O relatório incluiu minuta de substitutivo aos projetos de lei anteriormente apresentados, avançando substancialmente na promoção de direitos sem podar inovação. Porém, o texto ainda carece de compromisso antirracista, talvez fruto da própria composição da comissão: nenhum dos 18 juristas convidados é uma pessoa negra ou indígena.

Em seminário realizado no Conselho da Justiça Federal em abril, em Brasília, a maior parte da complexa rede de interesses multissetoriais na matéria concordou que é o momento de avançar para tramitação.

Tornou-se o Projeto de Lei n° 2338/2023, protocolado pelo senador Rodrigo Pacheco, abrindo o espaço para o debate legislativo de fato. Seria benéfica uma participação social mais intensa que abra espaços para organizações e especialistas colaborarem com sugestões que favoreçam o combate ao racismo algorítmico e suas manifestações, já amplamente identificadas pela academia e pelo jornalismo em implementações que incluem de filtros para selfies, tecnologias de vigilância e recrutamento até acesso a saúde e a recursos públicos.

Se o nosso Estatuto da Igualdade Racial estabelece a promoção de ajustes normativos para aperfeiçoar o combate à discriminação étnico-racial e às desigualdades étnico-raciais em todas as suas manifestações individuais, institucionais e estruturais, ainda há muito a avançar.

O Brasil apresenta pesadas vulnerabilidades na defesa de direitos humanos e infelizmente lidera alguns índices de desigualdade, racismo, violência de gênero e LGBTQfobia. A factualidade das violências e desigualdades no Brasil não pode ser ignorada na construção de mecanismos de controle social da tecnologia.

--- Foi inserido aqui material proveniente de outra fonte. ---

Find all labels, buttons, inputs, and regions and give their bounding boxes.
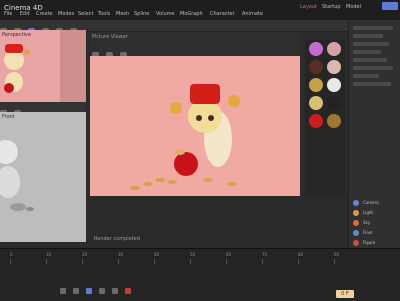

O texto proposto pela comissão se inspira fortemente no relevante AI Act da União Europeia, mas falha ao desconsiderar que o Brasil precisa de mais defesa de direitos para alcançar em algum momento níveis aceitáveis de bem-estar social.

Um exemplo é a abordagem sobre o reconhecimento facial no espaço público, notadamente seu uso pelo Estado e pelas polícias. Banimento ou longas moratórias de tecnologias nocivas deveriam estar no rol de possibilidades de regulação federal.

Campanhas globais e nacionais como a Ban Biometric Surveillance e a TireMeuRostodaSuaMira, assim como o protocolaço #SaidaMinhaCara, são exemplos que reúnem centenas de organizações da sociedade civil que pedem pelo banimento do uso de vigilância biométrica à distância, como o reconhecimento facial. O texto brasileiro, porém, estabeleceu regras frouxas para seu uso, promovendo o encarceramento em massa e a hipervigilância em um país que tem mais anos de regimes ditatoriais do que democráticos.

A produção de bancos de dados e sistemas éticos diversos, abertos e multidisciplinares pode ser um pilar do talento multicultural brasileiro e diferenciar o país como uma liderança global no tema. Para alcançar isso, podemos olhar também para experiências e caminhos além do eixo Europa e EUA.

Por exemplo, a "Declaração Windhoek de países do Sul da África sobre Inteligência Artificial" recomenda a promoção de "decolonização no design e aplicação de tecnologias de IA, incluindo decolonizar a educação em todos os níveis, desenvolvendo currículos centrados na África e envolvendo comunidades para co-desenhar aplicações éticas e inclusivas, levando em conta a herança cultural e os sistemas de conhecimento de povos originários".

O Brasil tem riqueza humana, histórica e cultural para liderar a produção de tecnologias digitais éticas e combate a vieses de conhecimento em um mundo multipolar.

Finalmente, a gradação de risco de implementações de IA, em especial os conceitos de alto risco e risco inaceitável, deve considerar as disparidades interseccionais conhecidas no Brasil. Para tal, a ideação de uma autoridade nacional sobre a IA deve incluir organizações da sociedade civil e pesquisadores sobre opressões interseccionais, tais como redes institucionais de promoção de igualdade racial.

Desvelar a negação do racismo em todas suas manifestações, inclusive o algorítmico, é uma missão que vai abrir os caminhos para o nosso futuro.

O editor Michael França pede para que cada participante do espaço "Políticas e Justiça" da Folha sugira uma música aos leitores. Nesse texto, a escolhida por Tarcizio Silva foi "Strange Arithmetic", de The Coup.